Chapter II _ Cinema - Cinema
Advocating world cinema’s multipolorization
Abstract
Globalization has long had a westernized and westernizing meaning. The word “globalization” itself represents an enduring modern conflict among major Kulturkreise (cultural circles). Today, another major “non-western” major Kulturkreis, East Asia, or more specifically, China (which both suffered and benefited from a radical westernization), has reached its economic summit to become a potential new pole confronting the western world’s cultural domination. Cinema, like most fields, is of western-origin and western-dominant in most of its senses. The universality of world cinema seems to be equal to a homogeneity under western or western-origin dominance, while visual anthropology, also of western origin, can offer a self-reflexive critique for the sake of pluralizing world cinema. The author argues that a fairer solution, both for the western world and some other eventual and emerging dominant cultural powers, would be that the western world itself gives up its Eurocentric dominance while helping other main Kulturkreise establish their own poles.
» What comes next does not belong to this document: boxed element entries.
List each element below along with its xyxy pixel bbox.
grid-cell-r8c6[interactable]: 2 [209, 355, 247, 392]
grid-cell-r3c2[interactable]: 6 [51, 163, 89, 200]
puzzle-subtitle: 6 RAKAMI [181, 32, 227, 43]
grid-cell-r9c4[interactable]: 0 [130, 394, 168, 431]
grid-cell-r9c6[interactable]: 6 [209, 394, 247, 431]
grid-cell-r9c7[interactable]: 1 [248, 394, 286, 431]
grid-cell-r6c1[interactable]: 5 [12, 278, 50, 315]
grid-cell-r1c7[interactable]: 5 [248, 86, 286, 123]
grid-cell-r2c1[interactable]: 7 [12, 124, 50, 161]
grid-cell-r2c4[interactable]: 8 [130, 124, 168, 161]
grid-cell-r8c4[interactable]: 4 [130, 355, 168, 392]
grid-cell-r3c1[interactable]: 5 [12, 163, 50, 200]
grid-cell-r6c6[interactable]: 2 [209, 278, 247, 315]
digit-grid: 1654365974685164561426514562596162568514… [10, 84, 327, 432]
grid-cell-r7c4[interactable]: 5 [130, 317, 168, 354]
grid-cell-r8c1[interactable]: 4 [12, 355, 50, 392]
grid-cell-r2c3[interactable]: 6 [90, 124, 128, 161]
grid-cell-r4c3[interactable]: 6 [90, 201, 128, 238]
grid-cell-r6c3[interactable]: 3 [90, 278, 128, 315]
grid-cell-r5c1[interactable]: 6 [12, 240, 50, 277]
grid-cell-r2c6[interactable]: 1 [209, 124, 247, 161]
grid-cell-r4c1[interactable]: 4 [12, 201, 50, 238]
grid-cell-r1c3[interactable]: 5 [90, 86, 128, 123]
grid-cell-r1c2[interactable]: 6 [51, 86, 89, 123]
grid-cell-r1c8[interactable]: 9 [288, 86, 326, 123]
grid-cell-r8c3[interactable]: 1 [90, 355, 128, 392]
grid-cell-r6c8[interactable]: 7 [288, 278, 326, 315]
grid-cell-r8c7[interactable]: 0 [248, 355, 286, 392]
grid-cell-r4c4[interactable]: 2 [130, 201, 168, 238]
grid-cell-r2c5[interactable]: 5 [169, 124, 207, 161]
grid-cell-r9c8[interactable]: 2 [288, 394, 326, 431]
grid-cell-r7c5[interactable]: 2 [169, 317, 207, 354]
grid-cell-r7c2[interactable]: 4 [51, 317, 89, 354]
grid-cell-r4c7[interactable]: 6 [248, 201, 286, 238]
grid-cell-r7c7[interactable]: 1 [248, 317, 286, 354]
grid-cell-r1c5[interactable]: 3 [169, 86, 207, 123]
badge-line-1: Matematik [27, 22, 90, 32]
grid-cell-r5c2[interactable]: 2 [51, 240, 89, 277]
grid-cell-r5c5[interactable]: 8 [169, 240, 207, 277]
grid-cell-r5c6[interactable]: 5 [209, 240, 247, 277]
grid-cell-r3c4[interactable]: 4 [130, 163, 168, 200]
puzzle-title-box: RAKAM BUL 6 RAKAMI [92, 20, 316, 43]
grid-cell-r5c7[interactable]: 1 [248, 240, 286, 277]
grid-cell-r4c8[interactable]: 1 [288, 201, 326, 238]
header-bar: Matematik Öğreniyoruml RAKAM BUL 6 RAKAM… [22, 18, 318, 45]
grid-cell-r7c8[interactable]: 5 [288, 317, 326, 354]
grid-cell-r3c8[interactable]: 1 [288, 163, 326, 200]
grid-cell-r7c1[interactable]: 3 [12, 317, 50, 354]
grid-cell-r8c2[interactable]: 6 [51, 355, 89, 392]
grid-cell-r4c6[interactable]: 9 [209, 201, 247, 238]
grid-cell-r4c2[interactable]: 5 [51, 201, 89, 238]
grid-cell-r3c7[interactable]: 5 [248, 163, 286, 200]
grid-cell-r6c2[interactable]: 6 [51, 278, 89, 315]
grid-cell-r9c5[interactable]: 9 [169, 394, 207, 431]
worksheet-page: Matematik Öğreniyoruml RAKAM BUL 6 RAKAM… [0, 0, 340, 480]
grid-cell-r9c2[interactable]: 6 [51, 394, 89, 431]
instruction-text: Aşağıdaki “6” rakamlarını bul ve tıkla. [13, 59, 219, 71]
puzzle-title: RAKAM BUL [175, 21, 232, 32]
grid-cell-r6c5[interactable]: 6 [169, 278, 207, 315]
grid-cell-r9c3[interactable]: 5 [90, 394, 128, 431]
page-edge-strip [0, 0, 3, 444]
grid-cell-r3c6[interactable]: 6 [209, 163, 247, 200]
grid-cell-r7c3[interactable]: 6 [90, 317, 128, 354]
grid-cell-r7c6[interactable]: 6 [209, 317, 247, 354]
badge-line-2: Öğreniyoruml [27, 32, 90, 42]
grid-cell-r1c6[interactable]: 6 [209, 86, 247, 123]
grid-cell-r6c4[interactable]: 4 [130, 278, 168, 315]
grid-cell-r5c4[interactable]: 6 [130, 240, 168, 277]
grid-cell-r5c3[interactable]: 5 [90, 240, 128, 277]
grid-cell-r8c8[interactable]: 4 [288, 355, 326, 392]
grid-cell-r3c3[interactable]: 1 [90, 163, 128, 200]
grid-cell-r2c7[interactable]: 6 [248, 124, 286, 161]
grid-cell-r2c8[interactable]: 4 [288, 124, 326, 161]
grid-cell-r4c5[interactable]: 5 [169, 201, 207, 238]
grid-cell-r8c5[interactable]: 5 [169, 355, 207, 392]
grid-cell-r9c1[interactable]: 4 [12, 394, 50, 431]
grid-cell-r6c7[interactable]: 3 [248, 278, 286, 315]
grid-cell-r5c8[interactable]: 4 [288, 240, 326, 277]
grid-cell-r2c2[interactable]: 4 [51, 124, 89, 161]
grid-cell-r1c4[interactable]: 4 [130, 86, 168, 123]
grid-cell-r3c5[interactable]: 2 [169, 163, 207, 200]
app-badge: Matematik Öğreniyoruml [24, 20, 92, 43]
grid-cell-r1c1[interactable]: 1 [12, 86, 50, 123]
This could in turn maintain the western world’s importance, while ending the Euro- or Occido-centrism in the field of cinema. If (un)translatability is the reason for further globalization of world cinema, its eventual domination by which power being unknown, this essay would hence advocate for the decategorization of cinema. That is to say, to loosen its boundary and understand it as part of a “logic” within a specific (cross-)cultural background in which a film is made.